La soirée battait son plein, la musique résonnait dans le bar et les premiers groupes d'étudiants avaient déjà fait leur entrée déchaînée. Johanna et nos deux merveilleux barmen couraient de tous les côtés afin de répondre à chaque commande passée. Dan semblait très heureux de cette avant-première de scène ouverte. Quant à moi, je courrais avec Jo en salle et j'accueillais les groupes au fur et à mesure de leur arrivée, les présentant au public à chaque nouvelle entrée sur scène.

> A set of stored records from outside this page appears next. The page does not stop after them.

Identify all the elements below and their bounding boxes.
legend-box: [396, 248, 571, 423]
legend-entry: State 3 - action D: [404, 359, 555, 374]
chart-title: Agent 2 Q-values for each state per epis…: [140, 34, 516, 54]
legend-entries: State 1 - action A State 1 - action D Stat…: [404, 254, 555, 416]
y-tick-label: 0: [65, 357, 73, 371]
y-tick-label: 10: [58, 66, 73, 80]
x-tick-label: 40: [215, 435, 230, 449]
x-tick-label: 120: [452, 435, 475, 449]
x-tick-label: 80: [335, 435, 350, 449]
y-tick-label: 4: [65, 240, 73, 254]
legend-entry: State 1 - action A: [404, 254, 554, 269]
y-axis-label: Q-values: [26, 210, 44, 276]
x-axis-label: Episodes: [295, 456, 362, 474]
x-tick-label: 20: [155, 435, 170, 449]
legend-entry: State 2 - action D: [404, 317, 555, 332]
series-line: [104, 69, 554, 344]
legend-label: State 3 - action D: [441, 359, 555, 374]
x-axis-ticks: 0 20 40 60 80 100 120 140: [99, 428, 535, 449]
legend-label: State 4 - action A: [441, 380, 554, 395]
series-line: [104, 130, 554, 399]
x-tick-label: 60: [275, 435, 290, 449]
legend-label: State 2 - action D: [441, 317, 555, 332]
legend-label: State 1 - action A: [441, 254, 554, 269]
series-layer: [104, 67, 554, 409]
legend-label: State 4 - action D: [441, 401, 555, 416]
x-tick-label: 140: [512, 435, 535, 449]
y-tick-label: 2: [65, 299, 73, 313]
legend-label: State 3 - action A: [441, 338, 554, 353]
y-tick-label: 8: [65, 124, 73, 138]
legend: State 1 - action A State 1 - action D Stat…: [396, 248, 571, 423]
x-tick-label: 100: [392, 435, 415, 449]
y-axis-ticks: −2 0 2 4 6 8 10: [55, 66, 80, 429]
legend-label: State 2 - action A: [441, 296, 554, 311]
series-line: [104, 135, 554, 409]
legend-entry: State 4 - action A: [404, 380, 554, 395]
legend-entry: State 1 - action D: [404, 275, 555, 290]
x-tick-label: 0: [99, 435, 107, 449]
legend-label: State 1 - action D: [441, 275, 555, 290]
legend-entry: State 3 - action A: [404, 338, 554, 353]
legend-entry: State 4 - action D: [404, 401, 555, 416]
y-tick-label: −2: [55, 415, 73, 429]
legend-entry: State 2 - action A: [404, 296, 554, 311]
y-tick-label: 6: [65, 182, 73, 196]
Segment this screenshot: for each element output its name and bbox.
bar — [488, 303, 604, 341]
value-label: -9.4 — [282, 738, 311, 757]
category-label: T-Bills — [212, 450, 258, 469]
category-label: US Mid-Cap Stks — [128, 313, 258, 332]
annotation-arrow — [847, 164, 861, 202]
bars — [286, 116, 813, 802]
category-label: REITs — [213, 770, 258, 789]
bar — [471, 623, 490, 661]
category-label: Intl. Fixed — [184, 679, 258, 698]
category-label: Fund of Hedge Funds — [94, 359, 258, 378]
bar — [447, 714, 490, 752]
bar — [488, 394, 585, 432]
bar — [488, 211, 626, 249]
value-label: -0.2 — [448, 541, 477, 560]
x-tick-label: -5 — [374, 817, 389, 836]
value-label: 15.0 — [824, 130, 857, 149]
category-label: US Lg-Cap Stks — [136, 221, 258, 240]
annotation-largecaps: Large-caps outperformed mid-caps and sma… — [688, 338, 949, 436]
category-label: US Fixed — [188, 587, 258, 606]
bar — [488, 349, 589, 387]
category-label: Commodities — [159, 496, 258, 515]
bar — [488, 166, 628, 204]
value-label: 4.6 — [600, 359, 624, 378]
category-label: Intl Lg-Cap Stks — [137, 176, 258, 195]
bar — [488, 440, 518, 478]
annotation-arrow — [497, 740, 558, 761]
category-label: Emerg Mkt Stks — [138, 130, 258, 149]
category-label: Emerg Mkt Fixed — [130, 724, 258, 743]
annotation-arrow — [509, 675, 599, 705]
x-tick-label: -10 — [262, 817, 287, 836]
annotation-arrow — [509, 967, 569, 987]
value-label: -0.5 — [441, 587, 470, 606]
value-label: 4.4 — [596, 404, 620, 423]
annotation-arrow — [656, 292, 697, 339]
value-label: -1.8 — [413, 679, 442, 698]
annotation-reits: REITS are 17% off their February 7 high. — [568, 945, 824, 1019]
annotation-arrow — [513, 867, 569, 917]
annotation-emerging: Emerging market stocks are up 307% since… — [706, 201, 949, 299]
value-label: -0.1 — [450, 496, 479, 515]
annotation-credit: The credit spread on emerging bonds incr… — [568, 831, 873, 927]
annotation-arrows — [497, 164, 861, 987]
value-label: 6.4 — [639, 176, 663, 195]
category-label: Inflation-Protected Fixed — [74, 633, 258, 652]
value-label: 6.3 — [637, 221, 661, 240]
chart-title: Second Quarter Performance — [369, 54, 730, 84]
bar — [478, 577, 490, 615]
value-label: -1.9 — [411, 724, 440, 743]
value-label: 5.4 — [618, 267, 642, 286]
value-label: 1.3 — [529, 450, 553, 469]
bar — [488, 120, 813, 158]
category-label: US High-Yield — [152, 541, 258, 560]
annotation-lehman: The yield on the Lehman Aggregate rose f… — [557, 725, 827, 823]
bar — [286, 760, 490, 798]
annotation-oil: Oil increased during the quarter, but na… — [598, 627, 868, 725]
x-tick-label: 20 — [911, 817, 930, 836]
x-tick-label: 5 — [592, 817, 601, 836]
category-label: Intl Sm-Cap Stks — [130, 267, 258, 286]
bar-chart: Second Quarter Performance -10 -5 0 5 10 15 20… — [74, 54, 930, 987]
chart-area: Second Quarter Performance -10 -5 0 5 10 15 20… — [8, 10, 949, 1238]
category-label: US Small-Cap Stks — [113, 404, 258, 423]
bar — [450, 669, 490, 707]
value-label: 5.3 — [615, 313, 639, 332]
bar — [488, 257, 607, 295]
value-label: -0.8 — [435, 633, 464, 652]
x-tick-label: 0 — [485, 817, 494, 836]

Une étudiante était au micro et interprétait Love Song de Sara Bareilles. Dès les premières notes, j'ai été transpercé et j'ai commencé à chercher Kyle du regard derrière son comptoir. Cette chanson était magnifique et nous reflétait bien. Lorsque je croisai son regard, nous nous étions compris, son regard s'adoucit et il m'offre un merveilleux sourire auquel je répondis.

[Kyle]

Le bar était au grand complet ce soir, toute l'équipe était mobilisée et était au branle-bas de combat. Nous courrions dans tous les sens, mais malgré cette agitation, je ne perdais jamais ma jolie blonde des yeux bien longtemps. Il fallait dire qu'elle était petite et qu'avec cette foule, il était très facile pour elle de se fondre dans la masse.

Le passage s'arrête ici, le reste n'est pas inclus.